# Weak law of large numbers where $P(X_n = \pm 2^n) = \frac{1}{2^{2n+1}}$

Let $X_1,X_2,...$ be a sequence of random variables such that $P(X_n = \pm 2^n) = \frac{1}{2^{2n+1}}$ and $P(X_n = 0) = 1 - \frac{1}{2^{2n}}$. I'm supposed to show that this sequence satisfies WLLN, but isn't $Var(X_n) = E(X_n^2) = \sum_{n} \frac{2^{2n}}{2^{2n+1}} = \sum_{n} \frac{1}{2} = \infty$, so the WLLN can't be applied?

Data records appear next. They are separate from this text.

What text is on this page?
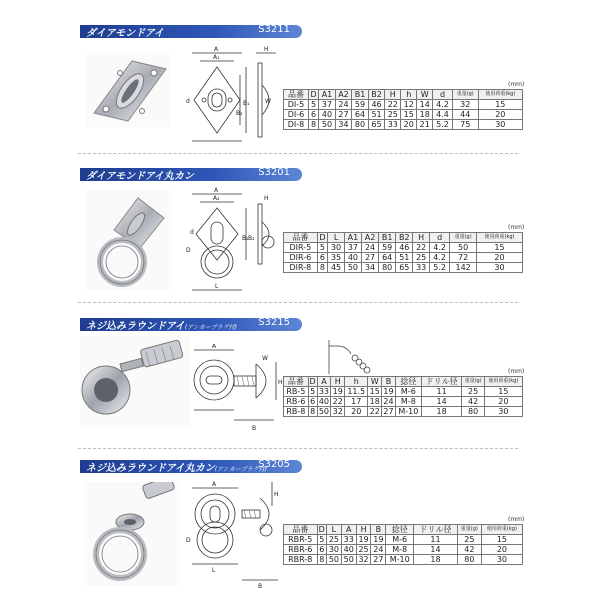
ダイアモンドアイ	S3211
A
A₁
B₁
B₂
d
H
W
(mm)
品番	D	A1	A2	B1	B2	H	h	W	d	重量(g)	使用荷重(kg)
DI-5	5	37	24	59	46	22	12	14	4.2	32	15
DI-6	6	40	27	64	51	25	15	18	4.4	44	20
DI-8	8	50	34	80	65	33	20	21	5.2	75	30
ダイアモンドアイ丸カン	S3201
A
A₂
B₁ B₂
D
L
H
d
(mm)
品番	D	L	A1	A2	B1	B2	H	d	重量(g)	使用荷重(kg)
DIR-5	5	30	37	24	59	46	22	4.2	50	15
DIR-6	6	35	40	27	64	51	25	4.2	72	20
DIR-8	8	45	50	34	80	65	33	5.2	142	30
ネジ込みラウンドアイ(アンカープラグ付) S3215
A
W
H
B
(mm)
品番	D	A	H	h	W	B	捻径	ドリル径	重量(g)	使用荷重(kg)
RB-5	5	33	19	11.5	15	19	M-6	11	25	15
RB-6	6	40	22	17	18	24	M-8	14	42	20
RB-8	8	50	32	20	22	27	M-10	18	80	30
ネジ込みラウンドアイ丸カン(アンカープラグ付)
S3205
A
H
D
L
B
(mm)
品番	D	L	A	H	B	捻径	ドリル径	重量(g)	使用荷重(kg)
RBR-5	5	25	33	19	19	M-6	11	25	15
RBR-6	6	30	40	25	24	M-8	14	42	20
RBR-8	8	50	50	32	27	M-10	18	80	30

I already verified $E(X_n)=0$.

• To check whether the WLLN holds, just check the definition of it and it probably is clear that it works (per definition of $X_n$, essentially since $2^{-2n}\to 0$). As I recall, the assumption of finite variance (in or outside of the limit) is not necessary for the WLLN to apply. – Stan Tendijck Jun 20 '18 at 23:11
• that's odd, in my book one of the hypothesis is "variance uniformly limited" – creepyrodent Jun 21 '18 at 0:19
• Two things: (1) the moment conditions for WLLNs generally depend on the strength of other assumptions such as stationarity and independence and (2) when you say WLLN, do you mean $X_n \to^p 0$ or $(X_1 + ... + X_n)/n \to^p 0$? – Galton Jun 21 '18 at 2:18
• (1) and in this case there is stationarity or independence? I'm failing to see... (2) The latter – creepyrodent Jun 21 '18 at 17:20
• (1) there is no stationarity since the variance changes but there is independence (since there is nothing stated that should suggest otherwise) – Stan Tendijck Jun 23 '18 at 9:30

$P\{X_n \neq 0\}=\frac 1 {2^{2n}}$. Hence $\sum_n P\{X_n \neq 0\}<\infty$. This implies that the $\limsup$ of the events $\{X_n \neq 0\}$ (which is set of points that belong to infinitely many of these events) has probability $0$. Hence $X_n \to 0$ almost surely which implies $\frac {X_1+X_2+...+X_n} n \to 0$ almost surely. This proves a much stronger result without using any major theorem.